We have verified that these 3rd party services are GDPR compliant (or are working towards GDPR compliance),and are certified under the EU-US Privacy Shield Framework (or are working towards certification) where these organisations are based outside of the EU.
Your data will not be shared without your consent unless there is a legal requirement to do so.
4. Controlling your information
4.0. Health information – your rights
Please help us to keep your information accurate by telling us if there have been any changes. We will periodically check that your information remains accurate.
You can request to see the data we hold about you. You can also ask for mistakes to be corrected. You can ask to be removed from our marketing lists. You can ask for your notes to take them to another practice.
We are unable to delete the data we hold about you. We have a legal obligation to keep your notes for 8 years or for children until they are 25 years old. After this time we will delete your record so if you come to the clinic again we will start a new record.
5. Website Privacy
You can manage these small files yourself. You can find out how to do this, and learn more about Cookies in general here.
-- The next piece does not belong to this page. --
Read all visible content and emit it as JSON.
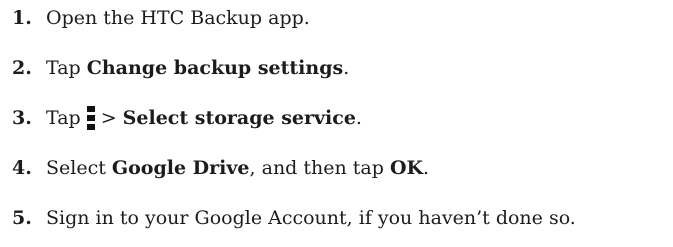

Google Analytics sets cookies to help us accurately estimate the number of visitors to the website and what content is most popular. This helps to ensure that our website is responding to your needs in the best way possible. Google Analytics sets the following cookies:
__utma (Expiry: 2 years)
__utmb (Expiry: 30 minutes)
__utmc (Expiry: At end of session)
__utmz (Expiry: 6 months)
When you leave a comment on our blog, three cookies are set to store your name, email address and website. This is so that if you wish to leave another comment, you won’t have to re-type this information. These cookies will last for one year.
5.5.Links to other websites
Our website contains links to other third party sites. The Form Practice is not responsible for the privacy practices within any of these other sites. You should be aware of this when you leave the website and we encourage you to read the privacy statements on other websites you visit.
Articles on this site may include embedded content (e.g. videos, images, articles, etc.). Embedded content from other websites behaves in the exact same way as if the visitor has visited the other website.
5.6.What rights you have over your data
If you have an account on this site, or have left comments, you can request to receive an exported file of the personal data we hold about you, including any data you have provided to us. You can also request that we erase any personal data we hold about you. This does not include any data we are obliged to keep for administrative, legal, or security purposes.
The Form Practice takes security seriously. In order to protect your information from loss, misuse or unauthorised access or disclosure, we have put in place suitable physical, electronic and managerial procedures to safeguard and secure the information we collect. These steps include the following:
– Data minimisation
– Password best practice
– Security best practice concerning devices (PCs, laptops, mobile devices), online accounts, website hosting, physical access and storage
– Staff training and accountability on data protection
A copy of our internal Data Security Policy is available on request.
Our Data Security Policy includes a clear process for handling a personal data breach, should one occur. Where appropriate, The Form Practice will promptly notify you of any unauthorised access to your personal information.
If you wish to raise a complaint on how we have handled your personal information, you can contact us directly and we will investigate the matter – Mark Smith (Co-founder) 01954 214473 or email firstname.lastname@example.org
If you are not satisfied with our response or believe we are processing your personal information not in accordance with the law you can complain to the Information Commissioner’s Office (ICO).